The breakdown of fundraising and spending so far this year is revealing, and perhaps surprising. Among other things, it shows that traditional players are the biggest drivers of the money machine this year. These include committees affiliated with the Democratic and Republican parties — which have combined to raise more than $1 billion and have spent over $841 million in this election cycle alone — as well as "non connected PACs," so called because they aren't attached to any political party or campaign. These political action committees can be affiliated with corporations, unions or special interest groups, and have spent more than $1 billion trying to influence 2014 elections — more than twice as much money as the newer super PACs.
But the big super PACs are big players indeed. Born of the Supreme Court's 2010 Citizens United decision, they can raise and spend money in unlimited amounts to affect elections. One of our new overview pages takes a look at their role in greater detail, categorizing their spending by political preference. This is an editorial judgment that we make here at Sunlight based on committees' spending patterns.
Super PACs represent one form of "outside spending," a term that Sunlight (and the Federal Election Commission) use to define spending that does not come from the candidates' campaign committees. An expense from a political committee that supports or opposes a federal candidate is called an independent expenditure in FEC-talk. These pay for things like attack ads, robocalls and even door-to-door canvassing.
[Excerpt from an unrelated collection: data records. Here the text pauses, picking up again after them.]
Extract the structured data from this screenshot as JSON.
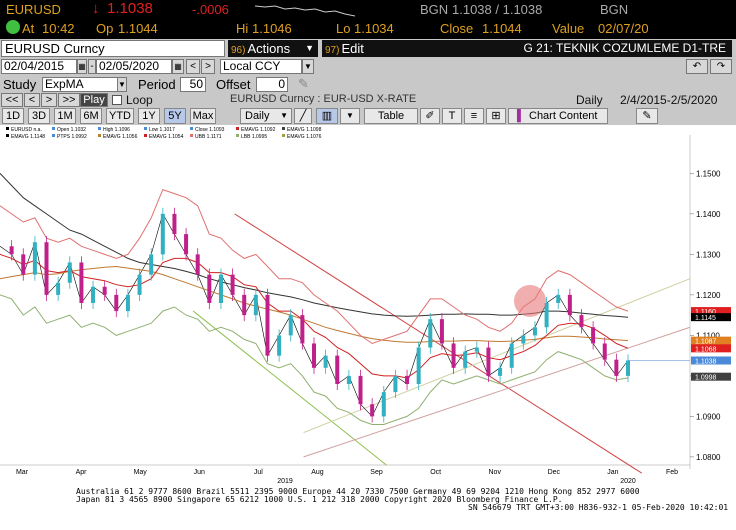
{
  "quote": {
    "ticker": "EURUSD",
    "last_arrow": "↓",
    "last": "1.1038",
    "change": "-.0006",
    "bgn_label": "BGN",
    "bgn_value": "1.1038 / 1.1038",
    "bgn_short": "BGN",
    "at_label": "At",
    "at_value": "10:42",
    "op_label": "Op",
    "op_value": "1.1044",
    "hi_label": "Hi",
    "hi_value": "1.1046",
    "lo_label": "Lo",
    "lo_value": "1.1034",
    "close_label": "Close",
    "close_value": "1.1044",
    "value_label": "Value",
    "value_date": "02/07/20"
  },
  "toolbar": {
    "security": "EURUSD  Curncy",
    "actions_num": "96)",
    "actions_label": "Actions",
    "edit_num": "97)",
    "edit_label": "Edit",
    "title": "G 21: TEKNIK COZUMLEME D1-TRE"
  },
  "range": {
    "start_date": "02/04/2015",
    "end_date": "02/05/2020",
    "currency": "Local CCY"
  },
  "study": {
    "label": "Study",
    "value": "ExpMA",
    "period_label": "Period",
    "period_value": "50",
    "offset_label": "Offset",
    "offset_value": "0"
  },
  "playback": {
    "first": "<<",
    "prev": "<",
    "next": ">",
    "last": ">>",
    "play": "Play",
    "loop": "Loop",
    "security_desc": "EURUSD  Curncy : EUR-USD X-RATE",
    "frequency": "Daily",
    "date_range": "2/4/2015-2/5/2020"
  },
  "periods": [
    "1D",
    "3D",
    "1M",
    "6M",
    "YTD",
    "1Y",
    "5Y",
    "Max"
  ],
  "selected_period": "5Y",
  "chart_controls": {
    "freq": "Daily",
    "table": "Table",
    "chart_content": "Chart Content"
  },
  "legend": [
    {
      "name": "EURUSD",
      "value": "n.a.",
      "color": "#000000"
    },
    {
      "name": "Open",
      "value": "1.1032",
      "color": "#4a8ad8"
    },
    {
      "name": "High",
      "value": "1.1096",
      "color": "#4a8ad8"
    },
    {
      "name": "Low",
      "value": "1.1017",
      "color": "#4a8ad8"
    },
    {
      "name": "Close",
      "value": "1.1093",
      "color": "#4a8ad8"
    },
    {
      "name": "EMAVG",
      "value": "1.1092",
      "color": "#d02020"
    },
    {
      "name": "EMAVG",
      "value": "1.1098",
      "color": "#404040"
    },
    {
      "name": "EMAVG",
      "value": "1.1148",
      "color": "#000000"
    },
    {
      "name": "PTPS",
      "value": "1.0992",
      "color": "#4a8ad8"
    },
    {
      "name": "EMAVG",
      "value": "1.1056",
      "color": "#c08030"
    },
    {
      "name": "EMAVG",
      "value": "1.1054",
      "color": "#d02020"
    },
    {
      "name": "UBB",
      "value": "1.1171",
      "color": "#e07070"
    },
    {
      "name": "LBB",
      "value": "1.0995",
      "color": "#90b070"
    },
    {
      "name": "EMAVG",
      "value": "1.1076",
      "color": "#a0a040"
    }
  ],
  "chart_data": {
    "type": "line",
    "y_ticks": [
      "1.1500",
      "1.1400",
      "1.1300",
      "1.1200",
      "1.1100",
      "1.1000",
      "1.0900",
      "1.0800"
    ],
    "ylim": [
      1.078,
      1.157
    ],
    "x_ticks": [
      "Mar",
      "Apr",
      "May",
      "Jun",
      "Jul",
      "Aug",
      "Sep",
      "Oct",
      "Nov",
      "Dec",
      "Jan",
      "Feb"
    ],
    "year_labels": [
      "2019",
      "2020"
    ],
    "price_tags": [
      {
        "value": "1.1160",
        "color": "#e02020"
      },
      {
        "value": "1.1145",
        "color": "#000000"
      },
      {
        "value": "1.1087",
        "color": "#e08020"
      },
      {
        "value": "1.1068",
        "color": "#e02020"
      },
      {
        "value": "1.1038",
        "color": "#4a8ad8"
      },
      {
        "value": "1.0998",
        "color": "#404040"
      }
    ],
    "series": [
      {
        "name": "EURUSD",
        "color": "#000000",
        "values": [
          1.132,
          1.13,
          1.125,
          1.133,
          1.12,
          1.123,
          1.128,
          1.118,
          1.122,
          1.12,
          1.116,
          1.12,
          1.125,
          1.13,
          1.14,
          1.135,
          1.13,
          1.125,
          1.118,
          1.125,
          1.12,
          1.115,
          1.12,
          1.105,
          1.11,
          1.115,
          1.108,
          1.102,
          1.105,
          1.098,
          1.1,
          1.093,
          1.09,
          1.096,
          1.1,
          1.098,
          1.107,
          1.114,
          1.108,
          1.102,
          1.106,
          1.107,
          1.1,
          1.102,
          1.108,
          1.11,
          1.112,
          1.118,
          1.12,
          1.115,
          1.112,
          1.108,
          1.104,
          1.1,
          1.1038
        ]
      },
      {
        "name": "EMAVG",
        "color": "#333333",
        "values": [
          1.15,
          1.147,
          1.144,
          1.142,
          1.14,
          1.138,
          1.136,
          1.135,
          1.1335,
          1.132,
          1.1305,
          1.129,
          1.128,
          1.1275,
          1.127,
          1.1265,
          1.1258,
          1.125,
          1.124,
          1.1232,
          1.1225,
          1.1218,
          1.1212,
          1.1205,
          1.12,
          1.1195,
          1.1188,
          1.118,
          1.1174,
          1.1168,
          1.1163,
          1.1158,
          1.1153,
          1.115,
          1.1148,
          1.1147,
          1.1148,
          1.115,
          1.1152,
          1.1152,
          1.1153,
          1.1152,
          1.1152,
          1.115,
          1.115,
          1.1152,
          1.1155,
          1.116,
          1.116,
          1.1158,
          1.1155,
          1.1152,
          1.1149,
          1.1147,
          1.1145
        ]
      },
      {
        "name": "EMAVG",
        "color": "#c07830",
        "values": [
          1.124,
          1.1245,
          1.125,
          1.1255,
          1.125,
          1.1252,
          1.1258,
          1.1262,
          1.1265,
          1.1268,
          1.127,
          1.1266,
          1.1262,
          1.1258,
          1.125,
          1.124,
          1.123,
          1.122,
          1.121,
          1.12,
          1.119,
          1.118,
          1.1172,
          1.1165,
          1.1158,
          1.115,
          1.114,
          1.113,
          1.112,
          1.1112,
          1.1105,
          1.1098,
          1.1092,
          1.1088,
          1.1085,
          1.1083,
          1.1083,
          1.1085,
          1.1086,
          1.1086,
          1.1087,
          1.1087,
          1.1086,
          1.1085,
          1.1086,
          1.1088,
          1.109,
          1.1094,
          1.1098,
          1.1098,
          1.1096,
          1.1094,
          1.1091,
          1.1089,
          1.1087
        ]
      },
      {
        "name": "EMAVG",
        "color": "#d02020",
        "values": [
          1.13,
          1.129,
          1.1275,
          1.1285,
          1.126,
          1.1255,
          1.126,
          1.1245,
          1.124,
          1.1235,
          1.1225,
          1.122,
          1.1225,
          1.124,
          1.128,
          1.129,
          1.129,
          1.128,
          1.1255,
          1.1255,
          1.1245,
          1.1225,
          1.122,
          1.118,
          1.116,
          1.116,
          1.114,
          1.111,
          1.1095,
          1.107,
          1.1055,
          1.103,
          1.1005,
          1.1,
          1.1,
          1.0995,
          1.1015,
          1.1045,
          1.1055,
          1.105,
          1.1052,
          1.1057,
          1.1045,
          1.104,
          1.105,
          1.106,
          1.1075,
          1.11,
          1.1125,
          1.113,
          1.1128,
          1.1118,
          1.11,
          1.108,
          1.1068
        ]
      },
      {
        "name": "UBB",
        "color": "#e07070",
        "values": [
          1.142,
          1.14,
          1.138,
          1.139,
          1.134,
          1.133,
          1.134,
          1.132,
          1.131,
          1.13,
          1.129,
          1.13,
          1.134,
          1.139,
          1.146,
          1.145,
          1.144,
          1.142,
          1.135,
          1.134,
          1.131,
          1.129,
          1.13,
          1.127,
          1.124,
          1.124,
          1.123,
          1.12,
          1.118,
          1.116,
          1.113,
          1.11,
          1.108,
          1.109,
          1.11,
          1.111,
          1.115,
          1.119,
          1.119,
          1.117,
          1.115,
          1.114,
          1.112,
          1.111,
          1.113,
          1.117,
          1.119,
          1.124,
          1.126,
          1.125,
          1.123,
          1.121,
          1.119,
          1.117,
          1.116
        ]
      },
      {
        "name": "LBB",
        "color": "#90b070",
        "values": [
          1.12,
          1.119,
          1.115,
          1.117,
          1.113,
          1.114,
          1.115,
          1.112,
          1.113,
          1.112,
          1.11,
          1.111,
          1.112,
          1.113,
          1.116,
          1.117,
          1.115,
          1.114,
          1.111,
          1.112,
          1.111,
          1.109,
          1.108,
          1.103,
          1.102,
          1.103,
          1.1,
          1.096,
          1.095,
          1.092,
          1.091,
          1.089,
          1.088,
          1.088,
          1.089,
          1.09,
          1.092,
          1.096,
          1.099,
          1.098,
          1.099,
          1.1,
          1.099,
          1.098,
          1.099,
          1.1,
          1.101,
          1.104,
          1.106,
          1.105,
          1.104,
          1.102,
          1.1,
          1.099,
          1.0995
        ]
      }
    ],
    "trend_lines": [
      {
        "color": "#d04040",
        "x0": 0.34,
        "y0": 1.14,
        "x1": 0.93,
        "y1": 1.076
      },
      {
        "color": "#90c050",
        "x0": 0.28,
        "y0": 1.116,
        "x1": 0.56,
        "y1": 1.078
      },
      {
        "color": "#d0d0a0",
        "x0": 0.44,
        "y0": 1.086,
        "x1": 1.0,
        "y1": 1.124
      },
      {
        "color": "#d0a0a0",
        "x0": 0.44,
        "y0": 1.08,
        "x1": 1.0,
        "y1": 1.112
      }
    ]
  },
  "footer": {
    "line1": "Australia 61 2 9777 8600 Brazil 5511 2395 9000 Europe 44 20 7330 7500 Germany 49 69 9204 1210 Hong Kong 852 2977 6000",
    "line2": "Japan 81 3 4565 8900       Singapore 65 6212 1000        U.S. 1 212 318 2000             Copyright 2020 Bloomberg Finance L.P.",
    "line3": "SN 546679 TRT  GMT+3:00 H836-932-1 05-Feb-2020 10:42:01"
  }
}
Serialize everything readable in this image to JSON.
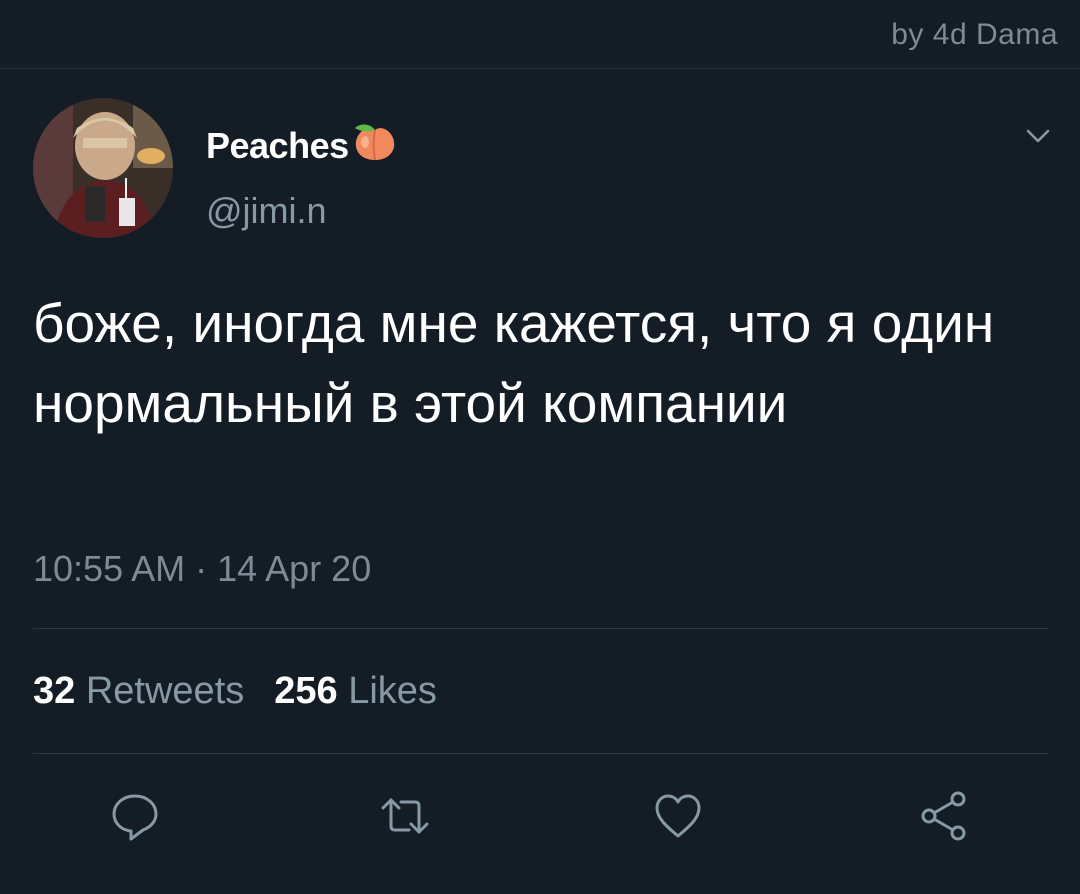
{
  "watermark": "by 4d Dama",
  "tweet": {
    "display_name": "Peaches",
    "name_emoji": "peach-icon",
    "handle": "@jimi.n",
    "text": "боже, иногда мне кажется, что я один нормальный в этой компании",
    "timestamp": "10:55 AM · 14 Apr 20",
    "retweets": {
      "count": "32",
      "label": "Retweets"
    },
    "likes": {
      "count": "256",
      "label": "Likes"
    }
  },
  "actions": [
    "reply-icon",
    "retweet-icon",
    "like-icon",
    "share-icon"
  ],
  "colors": {
    "background": "#141d26",
    "secondary_text": "#8899a6",
    "divider": "#2a3744",
    "peach": "#f08a5d"
  }
}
We've included an overview page that breaks down all outside spending by tone (positive or negative), by type of committee, by race and by party preference. Visit Outside Money to see independent expenditures summarized on the party of the targeted candidate, whether the seat is for the House or Senate and if the money went toward supporting or attacking the candidate in question.
Another closely watched category of outside spending is "dark money," a term that Sunlight Editorial Director Bill Allison coined to describe campaign contributions that can't be traced back to donors. That's because they flow through 501(c) organizations that under tax law don't have to disclose sources of their funding. Not even all of their expenditures have to be reported, but those made at this time of year — in the final weeks before an election — do show up at the FEC. You can find them here.
That figure is driven by a small clutch of powerful groups, which in turn are fueled by a handful of wealthy donors. The top super PACs page lists the top 50 of these committees by their reported IE's.
The biggest players are familiar names to anyone following the campaign beat: From the Senate Majority PAC, founded by former staffers to Sen. Harry Reid, D-Nev., to the conservative Ending Spending Action Fund, bankrolled by TD Ameritrade Founder Joe Ricketts, you can find each committee's total spending, its major activity (i.e. "supporting Democrats") and the date of its most recent filing with the FEC on the super PACs overview page.
However, in recent cycles, we've witnessed an increasingly large share of campaign advocacy coming from groups that don't file regular reports with the Federal Election Commission — dark money operations that don't disclose their donors. Like super PACs they can make independent expenditures advocating for or against a candidate but are not supposed to be primarily focused on politics.
Non-committee filers, whether they are 501(c)4 social welfare groups, trade associations or LLC's also report their independent expenditures. On the Dark Money page you can see the total reported spending by each of the top 50 players as well as their major activity.
Both pages have summary stats on the total spent by either type.